The fourth room is devoted to the various bequests and donations received by the Prado between 1915 and 1962. These added other major works by El Greco, including Saint Sebastian (donated by the Marchioness of Casa Riera in 1959) and the two unique sculptures of Epimetheus and Pandora (donated by the widow of the Count of las Infantas in 1962). Such donations were exceptionally generous given that the artist’s work was fully appreciated by that period. At the time of the Prado’s foundation in 1819 El Greco was considered a minor member of the Italian school but in the 20th century his unique genius was definitively recognised.
The fifth and final room in the exhibition brings together works purchased by the Museum or by the Spanish State. These purchases have resulted in the addition of further masterpieces, such as The Adoration of the Shepherds, which El Greco painted for his own funerary chapel.
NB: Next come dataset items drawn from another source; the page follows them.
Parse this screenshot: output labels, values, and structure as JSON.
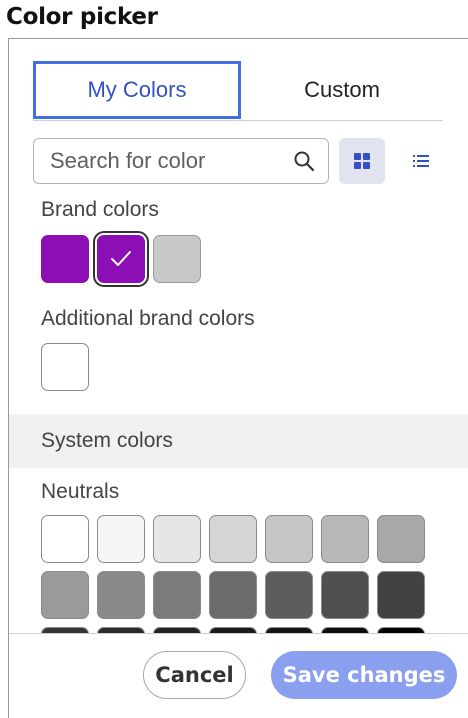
{
  "page": {
    "title": "Color picker"
  },
  "tabs": [
    {
      "label": "My Colors",
      "active": true
    },
    {
      "label": "Custom",
      "active": false
    }
  ],
  "search": {
    "placeholder": "Search for color",
    "icon": "search-icon"
  },
  "view_toggle": {
    "grid_icon": "grid-view-icon",
    "list_icon": "list-view-icon",
    "selected": "grid"
  },
  "brand": {
    "label": "Brand colors",
    "swatches": [
      {
        "color": "#8c0fb5",
        "selected": false
      },
      {
        "color": "#8c0fb5",
        "selected": true
      },
      {
        "color": "#c8c8c8",
        "selected": false
      }
    ]
  },
  "additional": {
    "label": "Additional brand colors"
  },
  "system": {
    "label": "System colors"
  },
  "neutrals": {
    "label": "Neutrals",
    "colors": [
      "#ffffff",
      "#f5f5f5",
      "#e6e6e6",
      "#d5d5d5",
      "#c6c6c6",
      "#b8b8b8",
      "#a8a8a8",
      "#9a9a9a",
      "#8a8a8a",
      "#7b7b7b",
      "#6b6b6b",
      "#5c5c5c",
      "#4f4f4f",
      "#424242",
      "#353535",
      "#2b2b2b",
      "#222222",
      "#1b1b1b",
      "#141414",
      "#0d0d0d",
      "#050505"
    ]
  },
  "footer": {
    "cancel_label": "Cancel",
    "save_label": "Save changes"
  },
  "colors": {
    "accent": "#3f6fe0",
    "save_button": "#8b9fef"
  }
}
In addition, they have functioned to complete gaps or fill out under-represented areas in the Prado’s holdings of his work, including Apostles series, secular paintings such as the magnificent Fábula, and the Italian period. The Museum’s most recent acquisition of a work by the artist, The Flight into Egypt, acquired in 2002, dates from the Italian period.
The publication of this catalogue is a further milestone in the Prado’s ambitious project to completely revise its painting collection through the publication of catalogues raisonné covering the works of all the artists, periods and schools that make up the collection. The present volume, which offers a detailed study of the work of El Greco (Candia, Crete 1541 - Toledo, Spain, 1614) and of his closest disciples and followers, is the third catalogue raisonné published by the Museum following the publication of the catalogues of Flemish paintings in 1975. The result of years of research involving technical study and the restoration of the entire group, the catalogue contributes important new information. This updating of our knowledge of the works by El Greco in the Prado has clarified numerous artistic and monographic issues.
The core of the catalogue comprises the thirty-seven works that are considered to be autograph, among them the sculptures of Epithemeus and Pandora. The remaining works are by the artist’s school, workshop and followers, including a smaller-format version of The Disrobing of Christ signed by the artist’s son, Jorge Manuel Theotokopoulos.
The catalogue offers a detailed analysis of each of the works in the group, including information on provenance, bibliography, physical condition, restoration history, iconography, visual sources and critical fortune. It also separately analyses the role of those canvases that formed part of major decorative schemes, such as the altarpieces for Santo Domingo el Antiguo and for the Colegio de Doña María de Aragon.
The catalogue entries have been written by Leticia Ruiz Gómez, expert in El Greco and Head of the Department of Spanish Renaissance Painting at the Museo del Prado. She has also written the introductory essay which offers an illuminating survey of the role that El Greco has played within the context of the Prado’s collections over its almost 200 years of history, from his relatively minor presence in the early decades of the 19th century to his full recognition at the beginning of the 20th century.